The short documentaries extremely impressed me at Sundance this year, and I am glad to share my reviews for what was another strong collection of films. There is something here for everyone, and I am proud to have covered the festival’s shorts during this time.
Here are my reviews of the Sundance 2021 Documentary 2 shorts.
A Concerto is a Conversation
Directors: Ben Proudfoot, Kris Bowers
Starring: Kris Bowers, Horace Bowers, Sr.
Synopsis: A virtuoso jazz pianist and film composer tracks his family’s lineage through his 91-year-old grandfather from Jim Crow Florida to the Walt Disney Concert Hall.
One of the best-edited shorts I have seen at Sundance. The story is incredibly touching, and I love the music throughout. The sound design in this documentary is phenomenal, never overshadowing the conversation that is going on and instead helping drive the film forward. Absolutely stunning.
My Own Landscapes
Director: Antoine Chapon
Writer: Antoine Chapon
Starring: Cyrille Poitevineau-Millin
Synopsis: Within the French and American armies, virtual reality prepares soldiers for their future battles just as it treats post-traumatic stress disorder after their baptism of fire. Antoine Chapon meets Cyril, former military video game designer and a veteran, who is dealing with the return to civilian life and loss of identity.
This is just bad. There’s a great idea behind this short documentary, exploring the idea of the creative freedoms within video games, but the presentation is so dull. The voice-over is monotone, the footage itself is not engaging and it is a serious lack of potential. This will end up being the worst short of the festival.
To Know Her
Director: Natalie A. Chao
Synopsis: A poetic exploration of the camera’s gaze and a family’s relationship with the filmmaker’s mother.
Whilst I may not love this short documentary as much as other people, I still enjoyed it and connected with the heart of the story. I loved the little touch of not including subtitles at the start, making it feel like a private conversation that we were observing. A lovely little short.
The Field Trip
Directors: Meghan O’Hara, Rodrigo Ojeda-Beck, Mike Attie
Synopsis: A group of fifth graders learn what it takes to get ahead in the modern American workplace.

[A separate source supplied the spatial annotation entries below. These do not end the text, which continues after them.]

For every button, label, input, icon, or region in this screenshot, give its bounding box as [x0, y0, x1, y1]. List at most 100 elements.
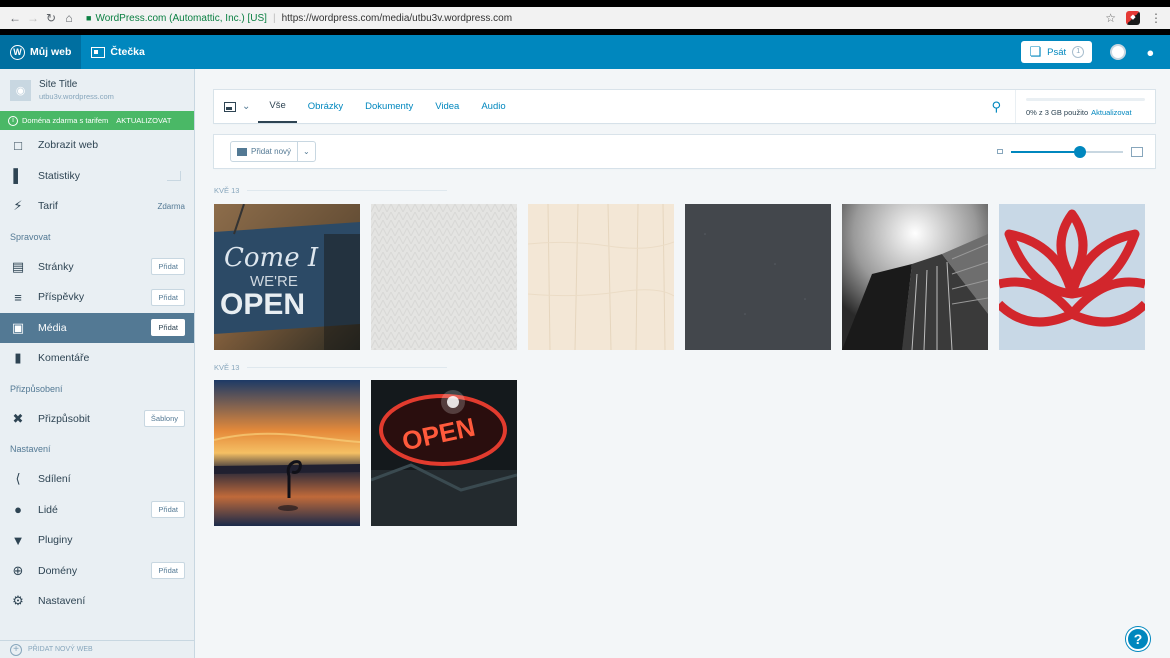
sidebar-item-media[interactable]: ▣ Média Přidat: [0, 312, 194, 343]
my-sites-label: Můj web: [30, 46, 72, 58]
gear-icon: ⚙: [12, 593, 24, 609]
tab-images[interactable]: Obrázky: [297, 90, 354, 123]
extension-icon[interactable]: ◆: [1126, 11, 1140, 25]
share-icon: ⟨: [15, 471, 21, 487]
add-new-media-button[interactable]: Přidat nový ⌄: [230, 141, 316, 162]
sidebar-item-pages[interactable]: ▤ Stránky Přidat: [0, 252, 194, 283]
storage-upgrade-link[interactable]: Aktualizovat: [1091, 108, 1131, 117]
reload-icon[interactable]: ↻: [42, 11, 60, 25]
add-new-label: Přidat nový: [251, 147, 292, 156]
lock-icon: ■: [86, 13, 92, 23]
chevron-down-icon[interactable]: ⌄: [298, 147, 315, 156]
add-domain-button[interactable]: Přidat: [151, 562, 185, 580]
tab-all[interactable]: Vše: [258, 90, 297, 123]
sidebar-item-label: Přizpůsobit: [38, 412, 90, 425]
zoom-control: [997, 145, 1143, 158]
add-site-label: PŘIDAT NOVÝ WEB: [28, 646, 93, 653]
domain-upsell-banner[interactable]: i Doména zdarma s tarifem AKTUALIZOVAT: [0, 111, 194, 130]
sidebar-item-people[interactable]: ● Lidé Přidat: [0, 495, 194, 526]
tab-documents[interactable]: Dokumenty: [354, 90, 424, 123]
sidebar-item-label: Stránky: [38, 260, 74, 273]
zoom-slider-handle[interactable]: [1074, 145, 1087, 158]
plan-icon: ⚡: [13, 198, 23, 214]
secure-label: WordPress.com (Automattic, Inc.) [US]: [95, 12, 267, 24]
add-page-button[interactable]: Přidat: [151, 258, 185, 276]
storage-text: 0% z 3 GB použito Aktualizovat: [1026, 108, 1145, 117]
url-text: https://wordpress.com/media/utbu3v.wordp…: [281, 12, 513, 24]
media-icon: ▣: [11, 319, 25, 335]
sidebar: ◉ Site Title utbu3v.wordpress.com i Domé…: [0, 69, 195, 658]
tab-videos[interactable]: Videa: [424, 90, 470, 123]
search-icon[interactable]: ⚲: [977, 99, 1015, 115]
media-item-sunset-flamingo[interactable]: [214, 380, 360, 526]
date-label: KVĚ 13: [214, 186, 240, 195]
browser-chrome: ← → ↻ ⌂ ■ WordPress.com (Automattic, Inc…: [0, 0, 1170, 35]
site-globe-icon: ◉: [10, 79, 31, 101]
sidebar-item-plan[interactable]: ⚡ Tarif Zdarma: [0, 191, 194, 222]
customize-icon: ✖: [12, 410, 24, 426]
media-type-dropdown[interactable]: ⌄: [214, 90, 258, 123]
media-filter-bar: ⌄ Vše Obrázky Dokumenty Videa Audio ⚲ 0%…: [214, 90, 1155, 123]
my-sites-button[interactable]: W Můj web: [0, 35, 82, 69]
site-title: Site Title: [39, 79, 78, 90]
notifications-bell-icon[interactable]: ●: [1143, 44, 1157, 61]
add-media-button[interactable]: Přidat: [151, 319, 185, 337]
add-new-main[interactable]: Přidat nový: [231, 142, 299, 161]
help-button[interactable]: ?: [1126, 627, 1150, 651]
add-new-site-button[interactable]: + PŘIDAT NOVÝ WEB: [0, 640, 194, 658]
reader-label: Čtečka: [110, 46, 145, 58]
people-icon: ●: [14, 502, 22, 518]
media-item-neon-open-sign[interactable]: OPEN: [371, 380, 517, 526]
info-icon: i: [8, 115, 18, 126]
home-icon[interactable]: ⌂: [60, 11, 78, 25]
stats-sparkline: [167, 170, 181, 181]
add-post-button[interactable]: Přidat: [151, 288, 185, 306]
user-avatar[interactable]: [1110, 44, 1127, 60]
media-item-come-in-open-sign[interactable]: Come I WE'RE OPEN: [214, 204, 360, 350]
masterbar: W Můj web Čtečka ❏ Psát 1 ●: [0, 35, 1170, 69]
themes-button[interactable]: Šablony: [143, 410, 185, 428]
comments-icon: ▮: [14, 350, 22, 366]
monitor-icon: □: [14, 137, 22, 153]
media-date-header: KVĚ 13: [214, 363, 1155, 372]
zoom-slider[interactable]: [1011, 145, 1123, 158]
sidebar-item-label: Zobrazit web: [38, 139, 99, 152]
sidebar-item-view-site[interactable]: □ Zobrazit web: [0, 130, 194, 161]
sidebar-item-comments[interactable]: ▮ Komentáře: [0, 343, 194, 374]
sidebar-item-label: Statistiky: [38, 169, 81, 182]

This is a short film that is of such an interesting subject matter. Watching these children act like adults, being taught about finance and the importance of money and working, is such a great idea. However, purely being an observer in a situation like this is surprisingly unengaging and I found the filmmaking to be bland, unfortunately dropping the quality of the short film.
Spirits and Rocks: an Azorean Myth
Director: Aylin Gökmen
Starring: Hellen Torres
Synopsis: On a volcanic island, inhabitants are caught in an unending cycle: the threat of impending eruptions and earthquakes, and the burden of past traumas loom over them. Some draw upon myth and religious beliefs to interpret their precarious situation, while others demonstrate resilience, rebuilding their villages from the volcanic rocks.
One of the simpler documentaries in the festival, but the atmosphere it builds is stunning to look at. One of the more gorgeous films of the festival, I would have loved to have heard lyrical poetry that was at the start of the film. It won’t captivate everyone, but I quite enjoyed it.
When We Were Bullies
Director: Jay Rosenblatt
Synopsis: A mind-boggling “coincidence” leads the filmmaker to track down his fifth grade class – and fifth grade teacher – to examine their memory of and complicity in a bullying incident fifty years ago.
This documentary has a fantastic editing style with it, and a compelling narrative. However, this documentary is very long for a short story and I wish that it could have been more concise. It has an interesting message behind it and I just wish that the pacing issues were fixed, because there is plenty to enjoy in this short.